As mulheres — em sua maioria de tez morena e rosto oval,
algumas bastante bonitas —: antes de começar a lida de cada dia
metem e prendem as saias entre as pernas transformando-as numa
espécie de bombacha. Usam um chapéu como o dos homens por
cima do lenço estampado que lhes cobre a cabeça, protegendo-lhes
o pescoço dos raios do sol.
Noto que os trabalhadores todos estão calçados de tamancos ou
alpargatas. Jorge de Sena me explica que seria perigoso andar
descalço neste solo áspero, riçado de pedras pontiagudas. Informa-
me também que os proprietários destes "montes" pagam aos
empregados um salário de fome.
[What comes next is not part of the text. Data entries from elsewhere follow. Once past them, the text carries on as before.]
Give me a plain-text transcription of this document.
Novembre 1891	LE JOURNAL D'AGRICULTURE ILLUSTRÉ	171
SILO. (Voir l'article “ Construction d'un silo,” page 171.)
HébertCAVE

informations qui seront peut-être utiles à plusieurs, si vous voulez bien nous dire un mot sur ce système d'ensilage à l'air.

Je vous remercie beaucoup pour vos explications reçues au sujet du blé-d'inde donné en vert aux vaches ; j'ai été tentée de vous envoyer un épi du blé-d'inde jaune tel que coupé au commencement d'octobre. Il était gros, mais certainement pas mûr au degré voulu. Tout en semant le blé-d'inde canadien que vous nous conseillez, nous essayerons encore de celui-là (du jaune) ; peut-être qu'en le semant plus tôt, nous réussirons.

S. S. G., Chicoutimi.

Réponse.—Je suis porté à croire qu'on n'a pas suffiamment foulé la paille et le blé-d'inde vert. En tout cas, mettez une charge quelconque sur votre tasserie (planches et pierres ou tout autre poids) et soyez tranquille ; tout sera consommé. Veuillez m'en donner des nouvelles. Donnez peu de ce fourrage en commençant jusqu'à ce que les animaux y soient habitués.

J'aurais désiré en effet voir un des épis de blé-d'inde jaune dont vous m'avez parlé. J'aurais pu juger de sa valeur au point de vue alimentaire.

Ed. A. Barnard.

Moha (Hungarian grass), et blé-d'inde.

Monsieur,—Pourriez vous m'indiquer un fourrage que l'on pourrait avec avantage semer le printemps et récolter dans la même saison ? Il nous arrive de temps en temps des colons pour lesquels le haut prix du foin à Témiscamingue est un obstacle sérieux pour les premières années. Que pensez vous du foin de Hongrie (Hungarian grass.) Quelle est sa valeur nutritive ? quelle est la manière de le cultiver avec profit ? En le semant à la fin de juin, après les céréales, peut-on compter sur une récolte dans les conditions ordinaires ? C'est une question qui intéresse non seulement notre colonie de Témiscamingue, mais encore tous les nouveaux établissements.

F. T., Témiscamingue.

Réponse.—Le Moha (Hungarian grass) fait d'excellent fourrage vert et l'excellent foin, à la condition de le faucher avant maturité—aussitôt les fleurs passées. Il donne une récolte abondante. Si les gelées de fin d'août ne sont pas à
Contaram-lhe que um desses
barões feudais, que remuneram tão mal seus homens, há pouco
comprou, como presente de aniversário à sua esposa, uma jóia que
custou meio milhão de escudos.
Costuma-se dizer que os Alentejos são a terra do pão, que é a
base da alimentação desta gente pobre. Seu prato de "sustância" é a
acorda, uma sopa feita com pão e temperada com azeite e vinagre
aromatizado com coentro ou hortelã. (Como era diferente a acorda
que D. Bega nos fazia nas tardinhas de chuva em Cruz Alta!) Outro
prato popular alentejano são as migas, também muito apreciadas na
Espanha. No domínio da culinária há ainda outra importação
espanhola, o gaspacho, sopa que pode ser tomada fria ou quente,
feita de pedaços de pão velho e água misturada com azeite e
condimentada com cebola crua e vinagre.
Tento estabelecer um diálogo com um dos trabalhadores, mas o
homem, após certa relutância, me responde em monossílabos para
mim ininteligíveis. Penso em puxar conversa com a rapariga que vejo
a poucos passos de mim, mas a proximidade dum camponês com
uma foice na mão me desencoraja. Jorge de Sena mais tarde me
diria que o alentejano é em geral um homem solitário e dum terrível
orgulho pessoal. Tirei um tanto furtivamente umas quatro fotos
coloridas dos trabalhadores daquela plantação. É curioso — refleti
com vago amargor — como do ponto de vista plástico a miséria é
sempre mais pitoresca do que a riqueza.
Relembrando agora, após dezesseis anos, os lugares por onde
passamos durante aquela excursão através do Alto Alentejo, concluo
que enganadores são os mapas da memória, cujos cartógrafos por
doidice ou puro espírito galhofeiro divertem-se à nossa custa,
alterando em nossa mente a posição no espaço de aldeias, vilas,
cidades, montanhas, rios e até países inteiros, desmentindo os
cartógrafos profissionais, autores desses mapas aceitos nos colégios
como corretos... pelo menos até a próxima Guerra, naturalmente. É
que, examinando uma cópia do itinerário transtejano, verifico que não
chegamos sequer a passar por Estremoz, e no entanto lembro-me
vivamente não só de ter visto como até entrado nessa vila situada ao
nordeste de Évora, segundo os mapas oficiais. Avistei-a primeiro de
longe, no alto de sua colina, em meio duma savana forrada de
olivais, trêmula e meio apagada como uma miragem. Minutos mais
tarde nítida, com as paredes caiadas de suas casas resplandecendo
ao sol. Tenho a idéia de que entramos na parte baixa da vila,
deixamos o carro numa praça (creio que chegou a hora de confessar
ao leitor que tenho também um fraco pelas praças) e que foi lá que
comecei a prestar atenção às famosas chaminés de Alentejo, que se
erguem vistosas e altas, acima dos telhados, nas formas mais
curiosas: torres, faróis, caixas dos mais variados e graciosos
formatos, muitas delas com inscrições traçadas em azul contra o
branco da cal — pinturas de aves, flores e outros ornamentos. A mais
viva lembrança que guardo dessa misteriosa visita a Estremoz é da
sua parte alta e mais antiga, atrás do velho castelo, cuja torre de
menagem está ainda relativamente bem conservada: ruas estreitas,
sinuosas, com muitas rampas, casinhas brancas dum asseio
exemplar, as janelas com vasos floridos, inúmeras delas com
molduras de mármore, e principalmente uma atmosfera de
intemporalidade a envolver pessoas, bichos e coisas.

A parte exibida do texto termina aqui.